Sushi, von Willebrand Factor Type A, EGF and Pentraxin Domain-Containing Protein 1: A Novel Fibroblast-Derived Circulating Biomarker Reflecting Cardiac Fibrosis.

Abstract

BACKGROUND: Cardiac fibrosis is a hallmark of heart failure and can be quantified by the extracellular volume fraction (ECV) derived from diagnostic imaging. However, noninvasive assessment is limited by the lack of specific circulating biomarkers. Recent large plasma proteome analyses have identified SVEP1 (Sushi, von Willebrand factor type A, EGF, and pentraxin domain containing 1) as candidate molecules reflecting cardiac fibrosis. This study aimed to evaluate SVEP1 as a biomarker for cardiac fibrosis. METHODS: In 72 patients with heart failure due to aortic stenosis, computed tomography-based ECV, serum SVEP1, and BNP (brain natriuretic peptide) levels were assessed. Multivariable regression was used to determine independent predictors of ECV. Publicly available single-nucleus RNA sequencing of human hearts revealed the cellular origin of. SVEP1 secretion was assessed in human cardiac fibroblasts after TGF-β (transforming growth factor-β) stimulation or small interfering RNA knockdown.

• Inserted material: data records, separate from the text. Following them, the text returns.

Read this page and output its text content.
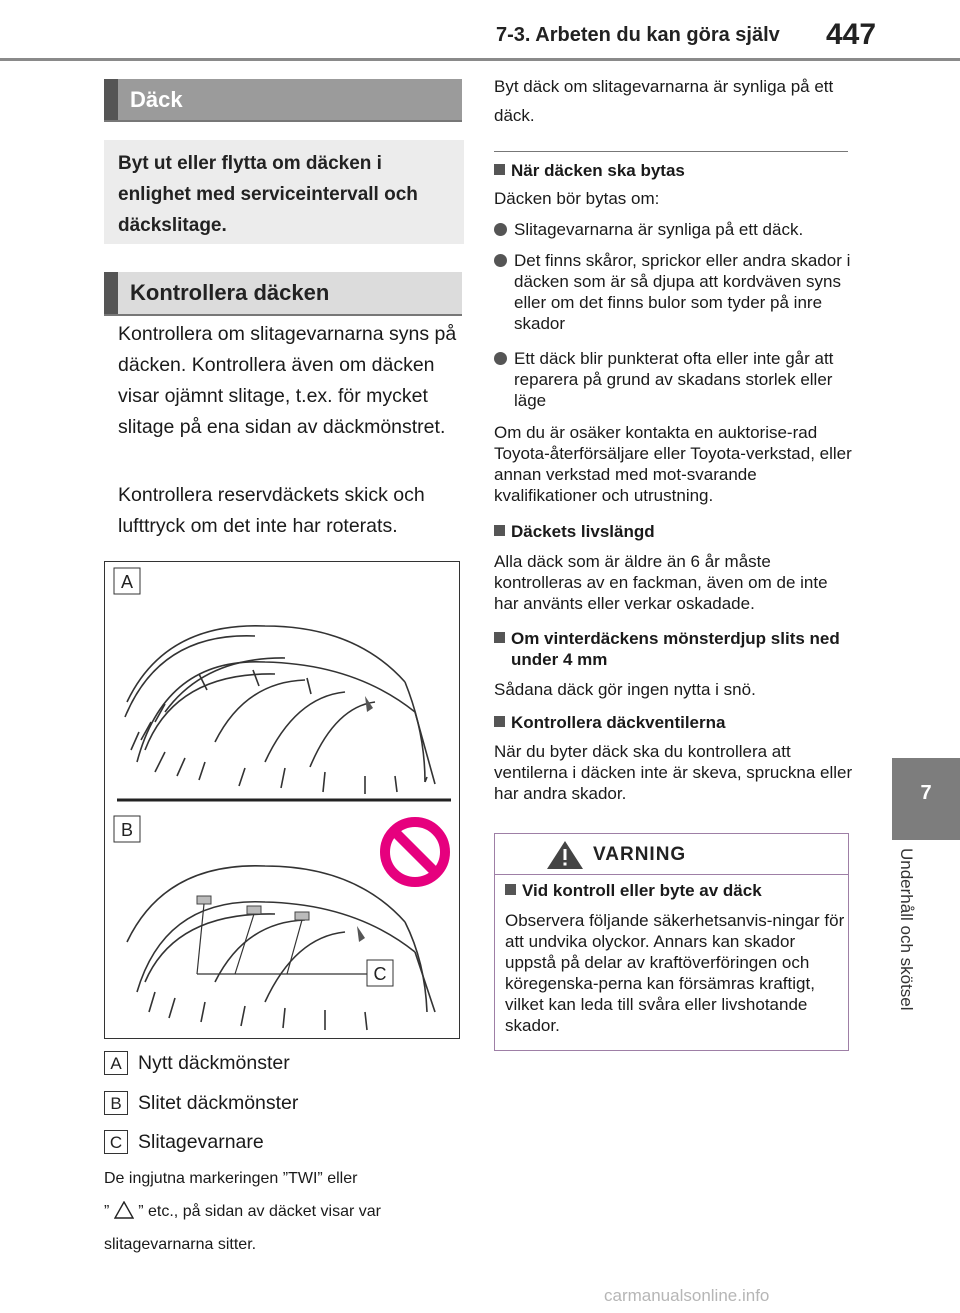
7-3. Arbeten du kan göra själv 447
7
Underhåll och skötsel
Däck
Byt ut eller flytta om däcken i enlighet med serviceintervall och däckslitage.
Kontrollera däcken

Kontrollera om slitagevarnarna syns på däcken. Kontrollera även om däcken visar ojämnt slitage, t.ex. för mycket slitage på ena sidan av däckmönstret.

Kontrollera reservdäckets skick och lufttryck om det inte har roterats.

A
B
C
A Nytt däckmönster
B Slitet däckmönster
C Slitagevarnare
De ingjutna markeringen ”TWI” eller
” ” etc., på sidan av däcket visar var
slitagevarnarna sitter.
Byt däck om slitagevarnarna är synliga på ett däck.
När däcken ska bytas

Däcken bör bytas om:

Slitagevarnarna är synliga på ett däck.
Det finns skåror, sprickor eller andra skador i däcken som är så djupa att kordväven syns eller om det finns bulor som tyder på inre skador
Ett däck blir punkterat ofta eller inte går att reparera på grund av skadans storlek eller läge

Om du är osäker kontakta en auktorise-rad Toyota-återförsäljare eller Toyota-verkstad, eller annan verkstad med mot-svarande kvalifikationer och utrustning.

Däckets livslängd

Alla däck som är äldre än 6 år måste kontrolleras av en fackman, även om de inte har använts eller verkar oskadade.

Om vinterdäckens mönsterdjup slits ned under 4 mm

Sådana däck gör ingen nytta i snö.

Kontrollera däckventilerna

När du byter däck ska du kontrollera att ventilerna i däcken inte är skeva, spruckna eller har andra skador.

VARNING
Vid kontroll eller byte av däck
Observera följande säkerhetsanvis-ningar för att undvika olyckor. Annars kan skador uppstå på delar av kraftöverföringen och köregenska-perna kan försämras kraftigt, vilket kan leda till svåra eller livshotande skador.
carmanualsonline.info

Plasma Svep1 and cardiac hydroxyproline levels were measured in mice with angiotensin II- and phenylephrine-induced cardiac fibrosis. RESULTS: Serum SVEP1 correlated with ECV and outperformed BNP in detecting fibrosis. Multivariable analysis revealed SVEP1 as an independent predictor of ECV. In addition, snRNA-seq revealed fibroblast-specific expression, expanded in failing hearts consistent with activated fibroblast emergence. Furthermore, TGF-β increased SVEP1 secretion in human cardiac fibroblasts, whereas its knockdown reduced SVEP1 secretion. Plasma Svep1 and cardiac hydroxyproline levels were elevated and positively correlated in mice. CONCLUSIONS: Compared with BNP, SVEP1, derived from cardiac fibroblasts, is more strongly associated with ECV-defined fibrosis and may serve as a novel fibrosis-specific circulating biomarker in heart failure.